Ah, well that one is meant to be created at runtime (the :element-type part is a bug). Initializing (creation seems rather fast) the array itself appears to be slower than the current lambda-list implementation.

guicho271828 commented 7 years ago

Please cut the new branch and share the testing code on github . And then I can test it by myself .

ghost commented 7 years ago

Here you go,

https://github.com/akssri/trivia/blob/lambda/level2/derived3-fast.lisp

guicho271828 commented 7 years ago

by the way, lambda-list pattern is slower than destructring-bind on big-list in my environment, although this speedup is still valid. Trivia is faster on small lists and slow in long lists? sbcl-1.3.11, ubuntu 16.04.

guicho271828 commented 7 years ago
(let ((tmp 0)
      (lst '(1 2 :x 1 :b 2))
      (big-lst (list* 1 2 :x 1 :b 2 (loop :repeat 100 :collect (intern (symbol-name (gensym)) "KEYWORD")))))
  (time
   (dotimes (i 1000)
     (destructuring-bind (a0 a1 &key x b) lst
       (incf tmp))))
  (time
   (dotimes (i 1000)
     (match big-lst
       ((λlist a0 a1 &key x b)
        (incf tmp)))))
  (time
   (dotimes (i 1000)
     (match big-lst
       ((λlist-o a0 a1 &key x b &allow-other-keys)
        (incf tmp))))))

processor cycles:

d-bind lambda-list lambda-list-o
big-list repeat 100 187,080 473,232 45,273,906
big-list repeat 1 124,548 22,032 1,592,475
guicho271828 commented 7 years ago

I am confident that making a lookup table for the runtime object is a wrong direction. Rather, you should make a fixed lookup table representing the pattern (not the runtime object)
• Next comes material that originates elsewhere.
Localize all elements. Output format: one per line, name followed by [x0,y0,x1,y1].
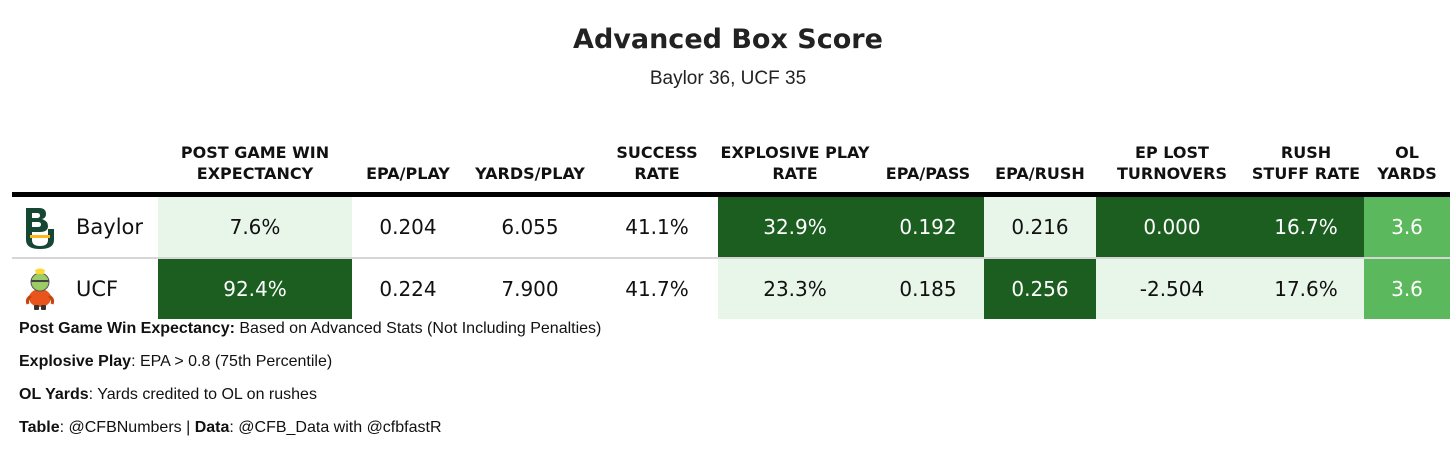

Scanning the list of length 100 is an unavoidable bottleneck as long as you are using a list as the runtime input. In fact, whatever structure the list is to be converted into, conversion itself requires O(n) in order to scan over the list. So the O(lg n) does not happen. <-- this statement is wrong, your goal is from O(n^2) to O(n lg n).

ghost commented 7 years ago

I'm not entirely sure what you mean here by a runtime object.

The lookup table created at compile time is only the sorted list of keywords, the one created created at runtime is a place for storing the keyword args as they are found (in arbitrary order). Is it this latter store that you mean ?

I'm fairly sure that using linear search instead of binary search one can achieve parity with destructuring-bind for big-list.

ghost commented 7 years ago

I doesn't appear to be feasible to optimize for the constants in O(n lg m) to work in all regimes. I tried eliminating the loop in the binary search by inlining the search for small arguments but that keeps it at ~10x slower for the above test-cases (not surprisingly, because of the overhead).

There is noticeable speed-up when the pattern itself has ~1000 odd keyword arguments where O(n m) starts to hurt, but this case is far too niche and barely applicable in practice.

(Closing this issue.)

guicho271828 commented 7 years ago

Assuming n is for big-list and m is for the number of keywords in the pattern. Above impl is trying to achieve O( n + m log n ) where the first term n for converting the list to heap and m log n for looking up the heap m times for m keywords, each taking log n.

I am instead suggesting that we can aim for O(n log m) for very long patterns. There is no runtime overhead for constructing the heap, since it is done in compile time.

guicho271828 commented 7 years ago

There is noticeable speed-up when the pattern itself has ~1000 odd keyword arguments where O(n m) starts to hurt, but this case is far too niche and barely applicable in practice.

Ok, you seem to test it too. hmm..

ghost commented 7 years ago

The above implementation is also doing O(n log m) - the given argument list is never copied. I'm still surprised that the overhead for this so high.

(Heap here was a terrible usage, since I'm really using binary search; sorry for the conflation - edited title.)